7.Women of childbearing potential must have a negative pregnancy test (serum or urine) within 7 days before enrollment and voluntarily agree to use adequate contraception during the observation period and for 4 months after the last dose of the study drug.

8.Voluntary participation, signed informed consent, and good compliance.

1. Concurrently receiving anti-tumor therapy in another clinical trial.
2. Received other anti-tumor therapy within 14 days prior to the first dose.
3. Underwent major surgery unrelated to breast cancer within 4 weeks before enrollment, or has not fully recovered from such surgery.
4. Patients with any active autoimmune disease or a history of autoimmune disease (such as, but not limited to: autoimmune hepatitis, interstitial pneumonia, uveitis, enteritis, hepatitis, hypophysitis, vasculitis, nephritis, hyperthyroidism, hypothyroidism; patients with vitiligo or childhood asthma that has completely resolved and requires no intervention in adulthood may be included; patients requiring bronchodilators for asthma management cannot be included).

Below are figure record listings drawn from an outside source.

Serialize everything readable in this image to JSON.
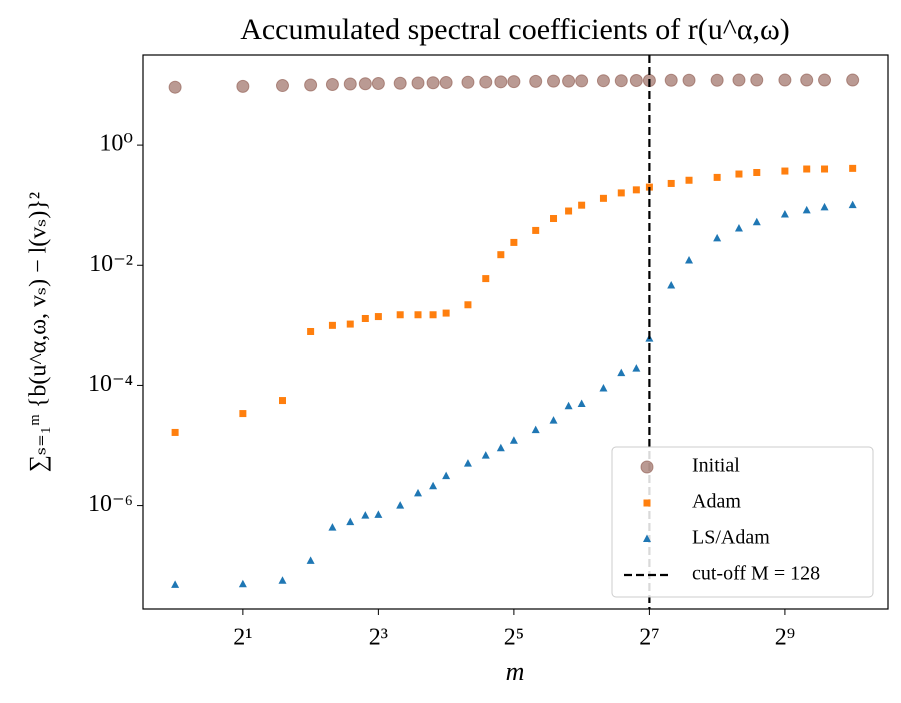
{
  "chart_data": {
    "type": "scatter",
    "title": "Accumulated spectral coefficients of r(u^α,ω)",
    "x_label": "m",
    "y_label": "∑ₛ₌₁ᵐ {b(u^α,ω, vₛ) − l(vₛ)}²",
    "x": [
      1,
      2,
      3,
      4,
      5,
      6,
      7,
      8,
      10,
      12,
      14,
      16,
      20,
      24,
      28,
      32,
      40,
      48,
      56,
      64,
      80,
      96,
      112,
      128,
      160,
      192,
      256,
      320,
      384,
      512,
      640,
      768,
      1024
    ],
    "series": [
      {
        "name": "Initial",
        "color": "#8c564b",
        "marker": "circle",
        "values": [
          9.2,
          9.5,
          9.8,
          10,
          10.2,
          10.4,
          10.5,
          10.6,
          10.7,
          10.8,
          10.9,
          11,
          11.1,
          11.2,
          11.3,
          11.4,
          11.5,
          11.6,
          11.6,
          11.7,
          11.8,
          11.8,
          11.9,
          11.9,
          12,
          12,
          12,
          12.1,
          12.1,
          12.1,
          12.1,
          12.1,
          12.1
        ]
      },
      {
        "name": "Adam",
        "color": "#ff7f0e",
        "marker": "square",
        "values": [
          1.65e-05,
          3.4e-05,
          5.6e-05,
          0.00079,
          0.001,
          0.00105,
          0.0013,
          0.0014,
          0.0015,
          0.0015,
          0.0015,
          0.0016,
          0.0022,
          0.006,
          0.015,
          0.024,
          0.038,
          0.06,
          0.08,
          0.1,
          0.13,
          0.16,
          0.18,
          0.2,
          0.23,
          0.26,
          0.29,
          0.33,
          0.35,
          0.37,
          0.4,
          0.4,
          0.41
        ]
      },
      {
        "name": "LS/Adam",
        "color": "#1f77b4",
        "marker": "triangle",
        "values": [
          4.8e-08,
          4.9e-08,
          5.6e-08,
          1.2e-07,
          4.3e-07,
          5.3e-07,
          6.8e-07,
          7e-07,
          1e-06,
          1.6e-06,
          2.1e-06,
          3.1e-06,
          5e-06,
          6.8e-06,
          9e-06,
          1.2e-05,
          1.8e-05,
          2.6e-05,
          4.5e-05,
          4.9e-05,
          8.9e-05,
          0.00016,
          0.00019,
          0.0006,
          0.0046,
          0.012,
          0.028,
          0.041,
          0.052,
          0.07,
          0.082,
          0.092,
          0.1
        ]
      }
    ],
    "cutoff": {
      "x": 128,
      "label": "cut-off M = 128",
      "color": "#000000"
    },
    "xscale": "log",
    "yscale": "log",
    "xlim": [
      0.72,
      1470
    ],
    "ylim": [
      1.9e-08,
      31.6
    ],
    "xticks": [
      {
        "value": 2,
        "label": "2¹"
      },
      {
        "value": 8,
        "label": "2³"
      },
      {
        "value": 32,
        "label": "2⁵"
      },
      {
        "value": 128,
        "label": "2⁷"
      },
      {
        "value": 512,
        "label": "2⁹"
      }
    ],
    "yticks": [
      {
        "value": 1,
        "label": "10⁰"
      },
      {
        "value": 0.01,
        "label": "10⁻²"
      },
      {
        "value": 0.0001,
        "label": "10⁻⁴"
      },
      {
        "value": 1e-06,
        "label": "10⁻⁶"
      }
    ],
    "grid": false,
    "legend": "lower right"
  }
}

5. Severe cardiac disease or discomfort, including but not limited to: history of heart failure or systolic dysfunction (LVEF < 50%); high-risk uncontrolled arrhythmias, such as atrial tachycardia, resting heart rate > 100 bpm, significant ventricular arrhythmias (e.g., ventricular tachycardia), or higher-degree atrioventricular block (i.e., Mobitz II second-degree or third-degree AV block); angina requiring anti-anginal medication; clinically significant valvular heart disease; ECG evidence of transmural myocardial infarction; poorly controlled hypertension (systolic blood pressure > 180 mmHg and/or diastolic blood pressure > 100 mmHg).

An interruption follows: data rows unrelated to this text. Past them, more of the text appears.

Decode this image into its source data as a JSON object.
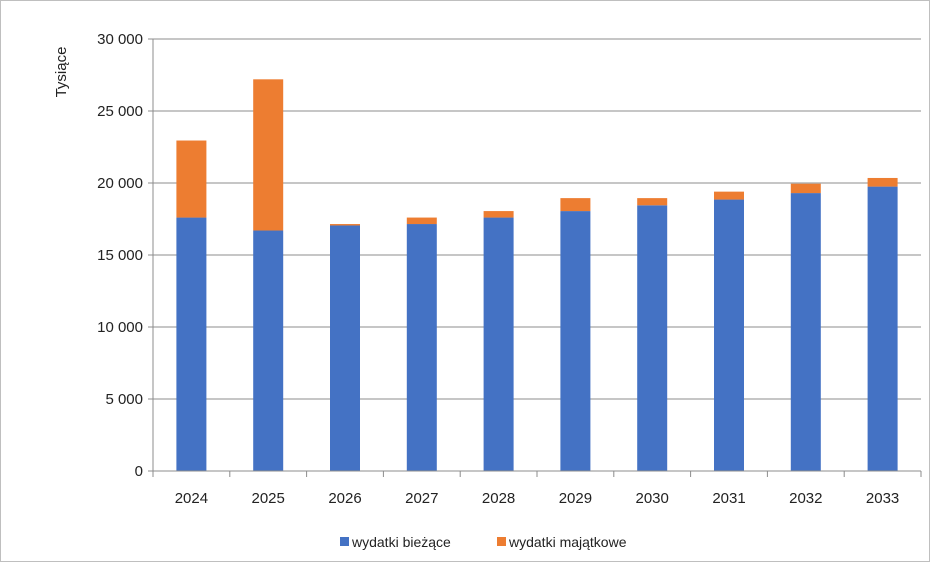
{
  "chart_data": {
    "type": "bar",
    "stacked": true,
    "title": "",
    "xlabel": "",
    "ylabel": "Tysiące",
    "categories": [
      "2024",
      "2025",
      "2026",
      "2027",
      "2028",
      "2029",
      "2030",
      "2031",
      "2032",
      "2033"
    ],
    "series": [
      {
        "name": "wydatki bieżące",
        "color": "#4472C4",
        "values": [
          17600,
          16700,
          17050,
          17150,
          17600,
          18050,
          18450,
          18850,
          19300,
          19750
        ]
      },
      {
        "name": "wydatki majątkowe",
        "color": "#ED7D31",
        "values": [
          5350,
          10500,
          100,
          450,
          450,
          900,
          500,
          550,
          650,
          600
        ]
      }
    ],
    "ylim": [
      0,
      30000
    ],
    "yticks": [
      0,
      5000,
      10000,
      15000,
      20000,
      25000,
      30000
    ],
    "ytick_labels": [
      "0",
      "5 000",
      "10 000",
      "15 000",
      "20 000",
      "25 000",
      "30 000"
    ],
    "grid": true,
    "legend_position": "bottom"
  }
}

6. Patients with congenital or acquired immunodeficiency (e.g., HIV infection).
7. Received a live vaccine within 4 weeks prior to study medication or plans to receive one during the study.
8. Inability to swallow tablets, malabsorption syndrome, or any condition affecting gastrointestinal absorption.

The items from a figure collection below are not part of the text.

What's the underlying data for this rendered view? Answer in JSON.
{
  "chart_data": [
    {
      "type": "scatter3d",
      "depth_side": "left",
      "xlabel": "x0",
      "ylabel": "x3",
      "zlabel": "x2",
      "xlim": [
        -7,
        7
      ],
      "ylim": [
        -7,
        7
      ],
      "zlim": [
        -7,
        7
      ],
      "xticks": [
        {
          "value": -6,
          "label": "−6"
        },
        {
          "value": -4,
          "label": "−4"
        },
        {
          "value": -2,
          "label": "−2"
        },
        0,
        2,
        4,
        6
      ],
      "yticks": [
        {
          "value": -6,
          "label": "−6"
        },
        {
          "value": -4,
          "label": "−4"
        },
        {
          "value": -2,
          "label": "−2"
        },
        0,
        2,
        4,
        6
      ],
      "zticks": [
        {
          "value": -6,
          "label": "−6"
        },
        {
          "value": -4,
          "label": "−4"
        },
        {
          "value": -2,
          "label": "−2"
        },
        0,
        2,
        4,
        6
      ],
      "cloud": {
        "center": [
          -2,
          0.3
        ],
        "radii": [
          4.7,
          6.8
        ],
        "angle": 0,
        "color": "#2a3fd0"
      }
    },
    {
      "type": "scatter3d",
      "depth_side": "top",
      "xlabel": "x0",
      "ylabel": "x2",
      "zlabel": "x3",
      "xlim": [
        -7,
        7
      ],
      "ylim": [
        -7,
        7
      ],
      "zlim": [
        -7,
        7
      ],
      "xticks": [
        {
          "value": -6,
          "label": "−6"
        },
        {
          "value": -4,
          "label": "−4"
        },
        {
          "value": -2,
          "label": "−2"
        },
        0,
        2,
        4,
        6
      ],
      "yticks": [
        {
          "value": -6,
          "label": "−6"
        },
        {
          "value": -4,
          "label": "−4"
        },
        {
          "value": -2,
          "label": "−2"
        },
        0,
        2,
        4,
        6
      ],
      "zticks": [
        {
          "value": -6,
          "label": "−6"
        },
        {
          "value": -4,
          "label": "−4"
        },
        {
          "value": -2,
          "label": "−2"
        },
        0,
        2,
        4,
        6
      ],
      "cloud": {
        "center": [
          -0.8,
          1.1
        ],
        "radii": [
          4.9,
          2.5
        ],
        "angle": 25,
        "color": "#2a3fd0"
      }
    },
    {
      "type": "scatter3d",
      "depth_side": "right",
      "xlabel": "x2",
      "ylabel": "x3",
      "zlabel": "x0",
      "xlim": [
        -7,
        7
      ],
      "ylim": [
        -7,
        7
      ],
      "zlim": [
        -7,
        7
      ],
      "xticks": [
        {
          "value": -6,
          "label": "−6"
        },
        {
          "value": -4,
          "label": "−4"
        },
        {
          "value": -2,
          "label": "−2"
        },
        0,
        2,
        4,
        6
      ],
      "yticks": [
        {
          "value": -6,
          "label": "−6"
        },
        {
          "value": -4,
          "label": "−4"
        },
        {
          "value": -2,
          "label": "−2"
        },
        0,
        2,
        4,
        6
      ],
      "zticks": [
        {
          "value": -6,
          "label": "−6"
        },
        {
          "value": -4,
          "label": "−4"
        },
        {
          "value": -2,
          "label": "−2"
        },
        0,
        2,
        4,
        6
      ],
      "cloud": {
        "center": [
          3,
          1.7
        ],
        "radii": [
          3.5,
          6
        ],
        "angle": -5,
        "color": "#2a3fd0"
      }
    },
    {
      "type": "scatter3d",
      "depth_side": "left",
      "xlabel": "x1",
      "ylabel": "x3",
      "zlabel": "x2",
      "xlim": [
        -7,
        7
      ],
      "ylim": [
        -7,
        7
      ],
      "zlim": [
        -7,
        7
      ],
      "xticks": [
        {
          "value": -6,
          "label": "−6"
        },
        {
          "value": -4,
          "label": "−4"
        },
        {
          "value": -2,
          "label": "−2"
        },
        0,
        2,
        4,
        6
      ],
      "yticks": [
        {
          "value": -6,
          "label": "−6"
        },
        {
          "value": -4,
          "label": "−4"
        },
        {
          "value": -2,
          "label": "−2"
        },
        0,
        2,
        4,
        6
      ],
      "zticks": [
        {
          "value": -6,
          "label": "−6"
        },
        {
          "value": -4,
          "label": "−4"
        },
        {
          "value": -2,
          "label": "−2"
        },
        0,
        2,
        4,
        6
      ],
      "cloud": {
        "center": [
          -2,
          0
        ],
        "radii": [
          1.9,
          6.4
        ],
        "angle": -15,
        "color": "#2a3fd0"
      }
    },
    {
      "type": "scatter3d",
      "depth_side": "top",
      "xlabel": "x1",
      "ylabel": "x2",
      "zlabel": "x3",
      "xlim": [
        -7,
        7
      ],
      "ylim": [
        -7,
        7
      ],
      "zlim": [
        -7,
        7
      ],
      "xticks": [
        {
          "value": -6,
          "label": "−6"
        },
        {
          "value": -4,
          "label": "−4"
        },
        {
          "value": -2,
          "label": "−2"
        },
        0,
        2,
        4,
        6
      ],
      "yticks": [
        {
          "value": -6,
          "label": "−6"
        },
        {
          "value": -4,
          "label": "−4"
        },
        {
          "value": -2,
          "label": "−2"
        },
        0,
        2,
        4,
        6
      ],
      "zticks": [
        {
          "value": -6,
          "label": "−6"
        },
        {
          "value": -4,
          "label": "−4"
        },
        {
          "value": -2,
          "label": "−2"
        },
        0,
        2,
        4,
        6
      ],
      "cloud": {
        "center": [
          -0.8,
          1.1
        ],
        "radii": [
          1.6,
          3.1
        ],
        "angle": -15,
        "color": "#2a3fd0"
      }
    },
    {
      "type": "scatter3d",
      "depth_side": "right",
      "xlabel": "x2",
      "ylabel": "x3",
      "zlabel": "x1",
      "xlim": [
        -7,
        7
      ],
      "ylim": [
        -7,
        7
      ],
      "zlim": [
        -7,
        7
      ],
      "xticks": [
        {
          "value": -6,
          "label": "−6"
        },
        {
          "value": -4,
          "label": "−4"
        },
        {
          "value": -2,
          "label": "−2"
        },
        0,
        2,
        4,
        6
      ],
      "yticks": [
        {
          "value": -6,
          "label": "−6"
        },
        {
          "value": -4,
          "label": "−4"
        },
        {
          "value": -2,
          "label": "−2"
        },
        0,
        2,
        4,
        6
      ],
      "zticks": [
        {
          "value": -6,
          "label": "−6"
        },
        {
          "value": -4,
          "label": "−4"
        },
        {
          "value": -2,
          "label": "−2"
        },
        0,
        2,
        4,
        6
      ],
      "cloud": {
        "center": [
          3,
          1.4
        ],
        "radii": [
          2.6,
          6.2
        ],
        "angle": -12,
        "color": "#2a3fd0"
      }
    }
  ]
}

9. Known history of allergy to any component of the study drugs in this protocol.
10. Patients with hypocalcemia.
11. Patients unable to maintain a standing or sitting upright position for 30 minutes.
12. Presence of severe concomitant diseases or other comorbidities that would interfere with the planned treatment, or any other condition deemed by the investigator to make the patient unsuitable for participation in this study.